My current workaround is the following:
Fetch RAW data from CDF
Shift the timestamps by 0.5x of the granularity
Resample to the desired granularity
Compute mean
Interplate any missing values
The issue is that fetching raw data is a lot more time consuming than fetching aggregates. I have been playing with fetching aggregates from CDF and performing the shift after the fact, but this does not lead to as good agreement. I have also played around with speeding up the raw data ferch by chunking the time periods and fetching with multiple threads or processes, but the speedup is not significant.
Here is an example of how I do the CDF raw data fetch in order to get good agreement.
Hi @Anders Brakestad did you get any further on this? Take into consideration that the data in CDF and PI might differ. PI might be doing compression when data is stored to the archive, whilst CDF will suck it directly from the PI snapshot and hence store more datapoints if there are any compression set in PI. So when you do aggregation there might be a small deviation since one would have more granular data in CDF in some cases where there are compression turned on in PI.
Hi Anders, just following up on this.
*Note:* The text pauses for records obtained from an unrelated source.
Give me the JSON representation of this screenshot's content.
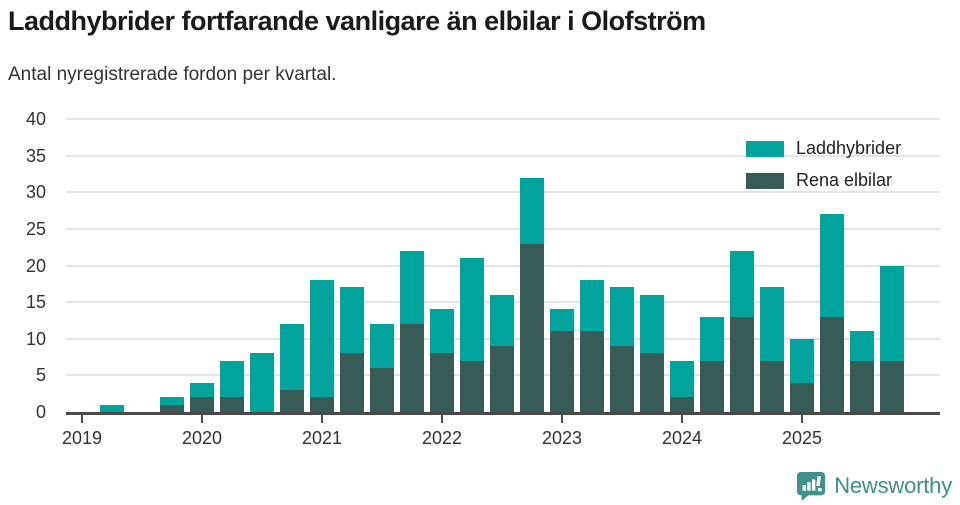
{
  "header": {
    "title": "Laddhybrider fortfarande vanligare än elbilar i Olofström",
    "subtitle": "Antal nyregistrerade fordon per kvartal."
  },
  "chart_data": {
    "type": "bar",
    "stacked": true,
    "title": "Laddhybrider fortfarande vanligare än elbilar i Olofström",
    "subtitle": "Antal nyregistrerade fordon per kvartal.",
    "categories": [
      "2019-Q1",
      "2019-Q2",
      "2019-Q3",
      "2019-Q4",
      "2020-Q1",
      "2020-Q2",
      "2020-Q3",
      "2020-Q4",
      "2021-Q1",
      "2021-Q2",
      "2021-Q3",
      "2021-Q4",
      "2022-Q1",
      "2022-Q2",
      "2022-Q3",
      "2022-Q4",
      "2023-Q1",
      "2023-Q2",
      "2023-Q3",
      "2023-Q4",
      "2024-Q1",
      "2024-Q2",
      "2024-Q3",
      "2024-Q4",
      "2025-Q1",
      "2025-Q2",
      "2025-Q3",
      "2025-Q4"
    ],
    "series": [
      {
        "name": "Laddhybrider",
        "color": "#00a49c",
        "values": [
          0,
          1,
          0,
          1,
          2,
          5,
          8,
          9,
          16,
          9,
          6,
          10,
          6,
          14,
          7,
          9,
          3,
          7,
          8,
          8,
          5,
          6,
          9,
          10,
          6,
          14,
          4,
          13
        ]
      },
      {
        "name": "Rena elbilar",
        "color": "#375c57",
        "values": [
          0,
          0,
          0,
          1,
          2,
          2,
          0,
          3,
          2,
          8,
          6,
          12,
          8,
          7,
          9,
          23,
          11,
          11,
          9,
          8,
          2,
          7,
          13,
          7,
          4,
          13,
          7,
          7
        ]
      }
    ],
    "totals": [
      0,
      1,
      0,
      2,
      4,
      7,
      8,
      12,
      18,
      17,
      12,
      22,
      14,
      21,
      16,
      32,
      14,
      18,
      17,
      16,
      7,
      13,
      22,
      17,
      10,
      27,
      11,
      20
    ],
    "ylabel": "",
    "xlabel": "",
    "ylim": [
      0,
      40
    ],
    "yticks": [
      0,
      5,
      10,
      15,
      20,
      25,
      30,
      35,
      40
    ],
    "year_labels": [
      "2019",
      "2020",
      "2021",
      "2022",
      "2023",
      "2024",
      "2025"
    ],
    "grid": true,
    "legend_position": "top-right"
  },
  "colors": {
    "laddhybrider": "#00a49c",
    "rena_elbilar": "#375c57",
    "gridline": "#e4e4e4",
    "axis": "#4a4a4a",
    "text": "#333333",
    "brand": "#3e8e8a"
  },
  "footer": {
    "brand": "Newsworthy"
  }
}
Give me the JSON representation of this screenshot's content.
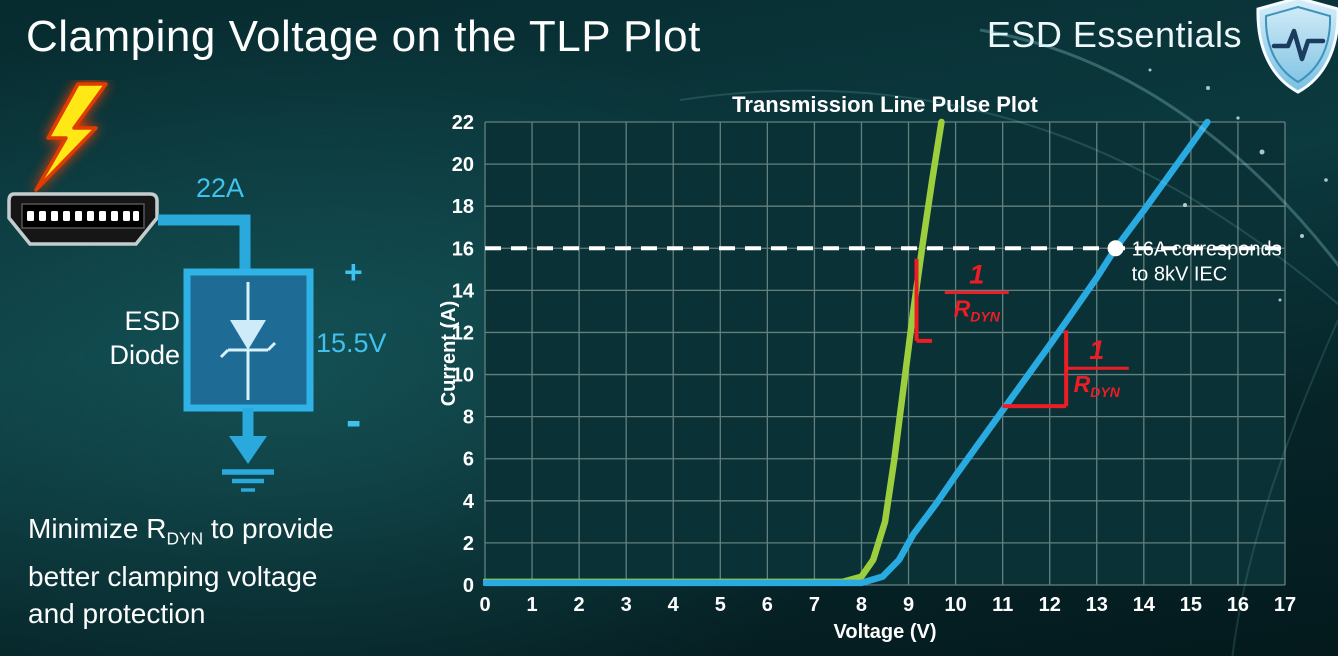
{
  "slide": {
    "title": "Clamping Voltage on the TLP Plot",
    "brand": "ESD Essentials"
  },
  "diagram": {
    "surge_current_label": "22A",
    "clamp_voltage_label": "15.5V",
    "plus_sign": "+",
    "minus_sign": "-",
    "component_line1": "ESD",
    "component_line2": "Diode",
    "accent_color": "#2fb3e6"
  },
  "note": {
    "prefix": "Minimize R",
    "subscript": "DYN",
    "suffix": " to provide",
    "line2": "better clamping voltage",
    "line3": "and protection"
  },
  "chart_data": {
    "type": "line",
    "title": "Transmission Line Pulse Plot",
    "xlabel": "Voltage (V)",
    "ylabel": "Current (A)",
    "xlim": [
      0,
      17
    ],
    "ylim": [
      0,
      22
    ],
    "xtick_step": 1,
    "ytick_step": 2,
    "grid": true,
    "legend": "none",
    "colors": {
      "plot_bg": "#0a3236",
      "grid": "#63807f",
      "text": "#ffffff",
      "annotation_red": "#ee1c25",
      "threshold": "#ffffff"
    },
    "series": [
      {
        "name": "green-low-rdyn",
        "color": "#9dce3e",
        "points": [
          [
            0,
            0.15
          ],
          [
            7.6,
            0.15
          ],
          [
            8.0,
            0.4
          ],
          [
            8.25,
            1.2
          ],
          [
            8.5,
            3
          ],
          [
            8.7,
            6
          ],
          [
            8.9,
            9.5
          ],
          [
            9.1,
            13
          ],
          [
            9.3,
            16.2
          ],
          [
            9.5,
            19.2
          ],
          [
            9.7,
            22
          ]
        ]
      },
      {
        "name": "blue-high-rdyn",
        "color": "#29abe2",
        "points": [
          [
            0,
            0.1
          ],
          [
            8.0,
            0.1
          ],
          [
            8.45,
            0.4
          ],
          [
            8.8,
            1.2
          ],
          [
            9.1,
            2.4
          ],
          [
            9.6,
            3.9
          ],
          [
            10,
            5.2
          ],
          [
            11,
            8.3
          ],
          [
            12,
            11.4
          ],
          [
            13,
            14.6
          ],
          [
            13.4,
            16
          ],
          [
            14,
            17.8
          ],
          [
            15,
            20.9
          ],
          [
            15.35,
            22
          ]
        ]
      }
    ],
    "threshold": {
      "y": 16,
      "marker_x": 13.4,
      "label_line1": "16A corresponds",
      "label_line2": "to 8kV IEC"
    },
    "slope_indicators": [
      {
        "curve": "green",
        "lines": [
          [
            9.17,
            15.5,
            9.17,
            11.6
          ],
          [
            9.17,
            11.6,
            9.5,
            11.6
          ]
        ],
        "frac_x": 10.45,
        "frac_y": 13.9
      },
      {
        "curve": "blue",
        "lines": [
          [
            11.0,
            8.5,
            12.35,
            8.5
          ],
          [
            12.35,
            8.5,
            12.35,
            12.1
          ]
        ],
        "frac_x": 13.0,
        "frac_y": 10.3
      }
    ],
    "slope_label": {
      "num": "1",
      "den": "R",
      "den_sub": "DYN"
    }
  }
}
How did your investigations go? Would you mind sharing any insights and learnings you got from the service vs. PI?
Hi @Anders Brakestad,
Have you had the opportunity to proceed with your investigation?
Depending on what your sampling interval is, it may be possible to shift compared to PI. E.g. 1 hour can be replaced by 60 minutes, then with start you can control/shift the sampling period. See image example:
Just a note regarding using .resample(self.sampling_interval).mean().interpolate() , this will compute the simple average (i.e. “sum of values / number of values”), instead of the time-weighted average returned by CDF (as this is a workaround I guess you already know this, but still worth mentioning I think!).
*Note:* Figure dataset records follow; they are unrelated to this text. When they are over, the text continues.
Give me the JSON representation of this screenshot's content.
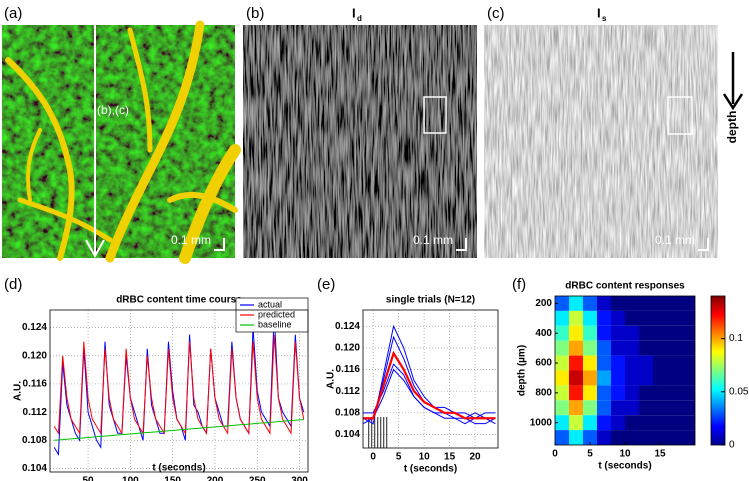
{
  "images": [
    {
      "label": "(a)",
      "annotation": "(b),(c)",
      "scale": "0.1 mm"
    },
    {
      "label": "(b)",
      "title": "I",
      "title_sub": "d",
      "scale": "0.1 mm"
    },
    {
      "label": "(c)",
      "title": "I",
      "title_sub": "s",
      "scale": "0.1 mm",
      "direction": "depth"
    }
  ],
  "chart_data": [
    {
      "type": "line",
      "label": "(d)",
      "title": "dRBC content time course",
      "xlabel": "t (seconds)",
      "ylabel": "A.U.",
      "x": [
        10,
        15,
        20,
        25,
        30,
        35,
        40,
        45,
        50,
        55,
        60,
        65,
        70,
        75,
        80,
        85,
        90,
        95,
        100,
        105,
        110,
        115,
        120,
        125,
        130,
        135,
        140,
        145,
        150,
        155,
        160,
        165,
        170,
        175,
        180,
        185,
        190,
        195,
        200,
        205,
        210,
        215,
        220,
        225,
        230,
        235,
        240,
        245,
        250,
        255,
        260,
        265,
        270,
        275,
        280,
        285,
        290,
        295,
        300,
        305
      ],
      "series": [
        {
          "name": "actual",
          "color": "#0000ff",
          "values": [
            0.107,
            0.106,
            0.119,
            0.113,
            0.111,
            0.109,
            0.108,
            0.121,
            0.112,
            0.11,
            0.108,
            0.107,
            0.122,
            0.113,
            0.111,
            0.109,
            0.109,
            0.12,
            0.114,
            0.112,
            0.11,
            0.108,
            0.121,
            0.113,
            0.111,
            0.109,
            0.109,
            0.122,
            0.115,
            0.111,
            0.11,
            0.108,
            0.123,
            0.113,
            0.112,
            0.11,
            0.109,
            0.121,
            0.114,
            0.112,
            0.11,
            0.11,
            0.122,
            0.114,
            0.111,
            0.11,
            0.109,
            0.124,
            0.115,
            0.112,
            0.111,
            0.11,
            0.126,
            0.114,
            0.112,
            0.111,
            0.11,
            0.123,
            0.114,
            0.112
          ]
        },
        {
          "name": "predicted",
          "color": "#ff0000",
          "values": [
            0.11,
            0.109,
            0.12,
            0.114,
            0.111,
            0.11,
            0.109,
            0.122,
            0.114,
            0.111,
            0.11,
            0.109,
            0.121,
            0.114,
            0.111,
            0.11,
            0.109,
            0.121,
            0.114,
            0.111,
            0.11,
            0.109,
            0.12,
            0.114,
            0.111,
            0.11,
            0.109,
            0.121,
            0.114,
            0.111,
            0.11,
            0.109,
            0.122,
            0.114,
            0.111,
            0.11,
            0.109,
            0.121,
            0.114,
            0.111,
            0.11,
            0.109,
            0.121,
            0.114,
            0.111,
            0.11,
            0.109,
            0.122,
            0.114,
            0.111,
            0.11,
            0.109,
            0.123,
            0.114,
            0.111,
            0.11,
            0.109,
            0.122,
            0.114,
            0.111
          ]
        },
        {
          "name": "baseline",
          "color": "#00c000",
          "values": [
            0.108,
            0.10805,
            0.1081,
            0.10815,
            0.1082,
            0.10825,
            0.1083,
            0.10835,
            0.1084,
            0.10845,
            0.1085,
            0.10855,
            0.1086,
            0.10865,
            0.1087,
            0.10875,
            0.1088,
            0.10885,
            0.1089,
            0.10895,
            0.109,
            0.10905,
            0.1091,
            0.10915,
            0.1092,
            0.10925,
            0.1093,
            0.10935,
            0.1094,
            0.10945,
            0.1095,
            0.10955,
            0.1096,
            0.10965,
            0.1097,
            0.10975,
            0.1098,
            0.10985,
            0.1099,
            0.10995,
            0.11,
            0.11005,
            0.1101,
            0.11015,
            0.1102,
            0.11025,
            0.1103,
            0.11035,
            0.1104,
            0.11045,
            0.1105,
            0.11055,
            0.1106,
            0.11065,
            0.1107,
            0.11075,
            0.1108,
            0.11085,
            0.1109,
            0.11095
          ]
        }
      ],
      "xlim": [
        5,
        310
      ],
      "xticks": [
        50,
        100,
        150,
        200,
        250,
        300
      ],
      "ylim": [
        0.1035,
        0.1265
      ],
      "yticks": [
        0.104,
        0.108,
        0.112,
        0.116,
        {
          "value": 0.12,
          "label": "0.120"
        },
        0.124
      ],
      "grid": true,
      "legend": "upper right"
    },
    {
      "type": "line",
      "label": "(e)",
      "title": "single trials (N=12)",
      "xlabel": "t (seconds)",
      "ylabel": "A.U.",
      "x": [
        -2,
        0,
        2,
        4,
        6,
        8,
        10,
        12,
        14,
        16,
        18,
        20,
        22,
        24
      ],
      "series": [
        {
          "color": "#0000ff",
          "values": [
            0.106,
            0.107,
            0.114,
            0.122,
            0.118,
            0.113,
            0.11,
            0.109,
            0.108,
            0.108,
            0.107,
            0.108,
            0.107,
            0.107
          ]
        },
        {
          "color": "#0000ff",
          "values": [
            0.108,
            0.108,
            0.112,
            0.117,
            0.115,
            0.111,
            0.109,
            0.108,
            0.107,
            0.107,
            0.106,
            0.107,
            0.107,
            0.106
          ]
        },
        {
          "color": "#0000ff",
          "values": [
            0.107,
            0.106,
            0.115,
            0.124,
            0.12,
            0.114,
            0.111,
            0.109,
            0.109,
            0.108,
            0.108,
            0.107,
            0.108,
            0.108
          ]
        },
        {
          "color": "#0000ff",
          "values": [
            0.107,
            0.107,
            0.111,
            0.116,
            0.114,
            0.111,
            0.109,
            0.108,
            0.108,
            0.107,
            0.107,
            0.106,
            0.106,
            0.107
          ]
        },
        {
          "color": "#ff0000",
          "values": [
            0.107,
            0.107,
            0.113,
            0.119,
            0.116,
            0.112,
            0.11,
            0.109,
            0.108,
            0.108,
            0.107,
            0.107,
            0.107,
            0.107
          ]
        }
      ],
      "xlim": [
        -2,
        24.5
      ],
      "xticks": [
        0,
        5,
        10,
        15,
        20
      ],
      "ylim": [
        0.1015,
        0.127
      ],
      "yticks": [
        0.104,
        0.108,
        0.112,
        0.116,
        {
          "value": 0.12,
          "label": "0.120"
        },
        0.124
      ],
      "grid": true
    },
    {
      "type": "heatmap",
      "label": "(f)",
      "title": "dRBC content responses",
      "xlabel": "t (seconds)",
      "ylabel": "depth (µm)",
      "x": [
        1,
        3,
        5,
        7,
        9,
        11,
        13,
        15,
        17,
        19
      ],
      "y": [
        200,
        300,
        400,
        500,
        600,
        700,
        800,
        900,
        1000,
        1100
      ],
      "z": [
        [
          0.03,
          0.05,
          0.03,
          0.01,
          0,
          0,
          0,
          0,
          0,
          0
        ],
        [
          0.05,
          0.08,
          0.05,
          0.02,
          0.01,
          0,
          0,
          0,
          0,
          0
        ],
        [
          0.06,
          0.09,
          0.06,
          0.02,
          0.01,
          0.01,
          0,
          0,
          0,
          0
        ],
        [
          0.07,
          0.1,
          0.07,
          0.03,
          0.01,
          0.01,
          0,
          0,
          0,
          0
        ],
        [
          0.08,
          0.12,
          0.09,
          0.03,
          0.02,
          0.01,
          0.01,
          0,
          0,
          0
        ],
        [
          0.09,
          0.13,
          0.1,
          0.04,
          0.02,
          0.01,
          0.01,
          0,
          0,
          0
        ],
        [
          0.08,
          0.12,
          0.09,
          0.03,
          0.02,
          0.01,
          0,
          0,
          0,
          0
        ],
        [
          0.07,
          0.1,
          0.07,
          0.03,
          0.01,
          0.01,
          0,
          0,
          0,
          0
        ],
        [
          0.05,
          0.08,
          0.05,
          0.02,
          0.01,
          0,
          0,
          0,
          0,
          0
        ],
        [
          0.03,
          0.05,
          0.03,
          0.01,
          0,
          0,
          0,
          0,
          0,
          0
        ]
      ],
      "xlim": [
        0,
        20
      ],
      "xticks": [
        0,
        5,
        10,
        15
      ],
      "ylim": [
        150,
        1150
      ],
      "yticks": [
        200,
        400,
        600,
        800,
        1000
      ],
      "y_inverted": true,
      "colormap": "jet",
      "clim": [
        0,
        0.14
      ],
      "cticks": [
        0,
        0.05,
        0.1
      ]
    }
  ]
}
..and a final note, “I have also played around with speeding up the raw data fetch by chunking the time periods and fetching with multiple threads or processes, but the speedup is not significant.”: All the retrieve endpoints for datapoints are quite heavily optimised already, so unless you have multiple credentials to circumvent rate-limiting, your best course of action is to pass all time series you want to fetch in a single call (also, retrieve_arrays has the overall best performance).
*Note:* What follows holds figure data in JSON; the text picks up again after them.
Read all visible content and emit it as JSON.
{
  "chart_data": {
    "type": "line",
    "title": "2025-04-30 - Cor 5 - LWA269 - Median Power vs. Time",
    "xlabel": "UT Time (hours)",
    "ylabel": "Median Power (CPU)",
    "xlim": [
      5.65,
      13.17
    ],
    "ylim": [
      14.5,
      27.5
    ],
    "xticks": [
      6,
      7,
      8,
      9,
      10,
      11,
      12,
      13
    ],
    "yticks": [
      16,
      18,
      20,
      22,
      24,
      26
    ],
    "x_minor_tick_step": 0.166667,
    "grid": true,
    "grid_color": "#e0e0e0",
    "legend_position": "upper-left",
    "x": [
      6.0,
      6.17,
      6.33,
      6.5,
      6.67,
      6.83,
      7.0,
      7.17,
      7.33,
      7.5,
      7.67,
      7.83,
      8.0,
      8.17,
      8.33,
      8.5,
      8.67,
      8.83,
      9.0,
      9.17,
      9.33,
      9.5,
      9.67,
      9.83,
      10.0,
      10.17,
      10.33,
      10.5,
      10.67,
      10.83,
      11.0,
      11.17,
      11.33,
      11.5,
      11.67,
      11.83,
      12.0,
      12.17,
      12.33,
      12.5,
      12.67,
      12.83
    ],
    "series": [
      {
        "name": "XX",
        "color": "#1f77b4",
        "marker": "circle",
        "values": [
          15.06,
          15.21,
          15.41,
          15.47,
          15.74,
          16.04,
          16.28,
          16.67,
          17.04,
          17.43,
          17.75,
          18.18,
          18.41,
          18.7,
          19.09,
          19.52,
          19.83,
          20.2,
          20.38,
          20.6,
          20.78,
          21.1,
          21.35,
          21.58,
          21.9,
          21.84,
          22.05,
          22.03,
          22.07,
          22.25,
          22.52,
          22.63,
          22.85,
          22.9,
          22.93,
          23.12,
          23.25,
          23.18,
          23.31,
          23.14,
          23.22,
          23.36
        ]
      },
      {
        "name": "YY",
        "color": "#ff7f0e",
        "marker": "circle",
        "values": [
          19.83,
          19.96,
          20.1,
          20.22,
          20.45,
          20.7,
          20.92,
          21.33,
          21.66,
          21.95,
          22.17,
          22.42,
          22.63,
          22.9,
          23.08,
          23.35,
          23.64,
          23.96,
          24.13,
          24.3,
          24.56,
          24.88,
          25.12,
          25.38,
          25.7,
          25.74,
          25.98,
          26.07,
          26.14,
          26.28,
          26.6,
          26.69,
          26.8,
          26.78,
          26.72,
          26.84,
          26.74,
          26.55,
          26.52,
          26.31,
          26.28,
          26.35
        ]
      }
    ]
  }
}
Thank you for the quick reply!
Firstly, I was not aware that the CDF aggregation was a time-weighted average, thank you for mentioning this!
If I shift the start time as you showed, I still get a shift in the CDF data features compared to PI. Here is a screenshot:
Shifting the CDF data by 0.5 units the features overlap much better:
However, this leads to the timestamps no longer being equal for the CDF and PI data. It is not a huge issue if I just compute comparison metrics (RMSE, max errors, percentage errors, etc), but it is extra details that need to be documented and explained.
Perhaps there was something I misunderstood by your example. For reference, here is the fetch code:
So I get exactly the same results regardless of whether I shift the start_time parameter in the CDF fetch relative to the one used for PI fetch.
Hi @Anders Brakestad,
I’m the product manager for our Time Series services, and I’m keen to learn any observations, good or otherwise that you find from your evaluation. Would you be available to have a short call with me when you’ve concluded your research?
Kind Regards, Glen
Good morning Glen!
Sure, I’ll be happy to share what I find from my small investigations. I’ll keep in touch!